Princeton University freshman Jeffrey Register is fascinated by chemical engineering, which is not surprising since his parents are both chemical engineers. While a student at West Windsor Plainsboro High School, he loved science and math.

“I never had a program quite like this one,” he says of the STEM Scholars. “I took all the science and math courses I could in high school. And I interned at a chemical engineering lab one summer. That was good, but nothing quite as organized or as broad as the STEM Scholars program.”

Register is mentoring five high school STEM scholars on a project to make wet chemistry solar cells.

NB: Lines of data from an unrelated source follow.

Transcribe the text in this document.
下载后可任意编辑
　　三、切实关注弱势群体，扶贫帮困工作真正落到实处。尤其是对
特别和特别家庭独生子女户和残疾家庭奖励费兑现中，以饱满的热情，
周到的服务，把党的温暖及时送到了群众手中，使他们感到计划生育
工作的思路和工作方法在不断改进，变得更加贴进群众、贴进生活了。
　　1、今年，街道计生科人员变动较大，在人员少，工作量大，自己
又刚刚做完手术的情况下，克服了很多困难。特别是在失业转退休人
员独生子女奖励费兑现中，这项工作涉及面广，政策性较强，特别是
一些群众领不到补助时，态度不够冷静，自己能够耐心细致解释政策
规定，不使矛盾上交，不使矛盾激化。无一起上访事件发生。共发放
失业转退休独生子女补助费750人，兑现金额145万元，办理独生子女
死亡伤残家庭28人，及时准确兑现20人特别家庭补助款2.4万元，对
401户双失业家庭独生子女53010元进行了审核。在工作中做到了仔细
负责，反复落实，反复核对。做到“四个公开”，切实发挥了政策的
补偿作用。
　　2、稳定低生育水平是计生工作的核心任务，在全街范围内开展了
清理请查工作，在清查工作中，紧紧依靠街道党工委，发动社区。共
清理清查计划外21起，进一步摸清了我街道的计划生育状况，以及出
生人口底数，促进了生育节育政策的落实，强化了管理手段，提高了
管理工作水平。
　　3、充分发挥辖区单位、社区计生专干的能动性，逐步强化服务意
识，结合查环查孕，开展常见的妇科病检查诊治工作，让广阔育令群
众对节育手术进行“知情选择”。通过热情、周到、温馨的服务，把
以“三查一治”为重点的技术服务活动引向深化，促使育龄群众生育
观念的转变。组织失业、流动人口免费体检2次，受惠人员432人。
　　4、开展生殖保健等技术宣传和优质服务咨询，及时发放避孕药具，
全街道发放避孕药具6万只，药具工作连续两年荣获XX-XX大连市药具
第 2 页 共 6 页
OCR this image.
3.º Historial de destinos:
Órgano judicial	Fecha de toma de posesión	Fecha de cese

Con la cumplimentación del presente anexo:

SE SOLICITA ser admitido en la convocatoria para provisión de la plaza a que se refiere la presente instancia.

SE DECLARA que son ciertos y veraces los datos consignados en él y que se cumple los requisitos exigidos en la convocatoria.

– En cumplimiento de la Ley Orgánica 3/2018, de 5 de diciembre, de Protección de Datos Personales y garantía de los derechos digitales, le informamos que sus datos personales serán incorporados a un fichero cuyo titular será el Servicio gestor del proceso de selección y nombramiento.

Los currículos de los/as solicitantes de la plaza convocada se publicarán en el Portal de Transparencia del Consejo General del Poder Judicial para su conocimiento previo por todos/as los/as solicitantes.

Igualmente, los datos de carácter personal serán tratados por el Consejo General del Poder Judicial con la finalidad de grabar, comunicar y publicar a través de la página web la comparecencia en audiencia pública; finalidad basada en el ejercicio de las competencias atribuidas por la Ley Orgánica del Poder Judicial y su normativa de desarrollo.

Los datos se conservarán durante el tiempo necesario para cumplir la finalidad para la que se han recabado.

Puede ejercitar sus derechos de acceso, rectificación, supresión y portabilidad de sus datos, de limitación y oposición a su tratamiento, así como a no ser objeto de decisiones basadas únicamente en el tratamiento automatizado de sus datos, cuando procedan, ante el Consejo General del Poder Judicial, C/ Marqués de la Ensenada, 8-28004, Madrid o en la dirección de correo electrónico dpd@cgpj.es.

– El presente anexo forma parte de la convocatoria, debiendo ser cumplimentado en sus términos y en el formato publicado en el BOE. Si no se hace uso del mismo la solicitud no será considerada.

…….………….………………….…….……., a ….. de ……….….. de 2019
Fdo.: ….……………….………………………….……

The team is testing the cells’ output voltage and current to determine which is best. “And then we’ll change a factor of the cell to see how that changes the output,” Register says.

Other college mentors in the program come from Rutgers University, Rowan University, New Jersey Institute of Technology and Stevens Institute of Technology. Their high school colleagues are from all over the state. A browse through the group’s biographies on the STEM Scholars website yields an eclectic list of topics of expertise — humanoid robotics, astronautical engineering, and biomedical engineering, to name just a few. Extra-curricular activities range from volunteering with a local first aid squad to playing clarinet in the New Jersey Senior Youth Orchestra.

Like Register, some of the students have already interned with local STEM companies. This gives them a head start on one of the aims of the program. “We want to connect all of the students to an employer or an internship,” says Hodges. “One of the institutions that has been very helpful is Princeton Plasma Physics Lab. They’re taking on four interns, two at the college level and two at the high school level. This is a very important part of the program.”

While some large companies such as Exxon, Chevron, and Lockheed Martin have their own STEM programs, others rely on state-run initiatives to develop talent. “STEM is a unique program that has been around for over half a century,” says Hodges. “But there wasn’t any kind of statewide program that really addressed the programs New Jersey has, as a STEM state. Now, that has changed. We’re pairing industry leaders with the best and brightest STEM scholars, and this means a lot for our future.”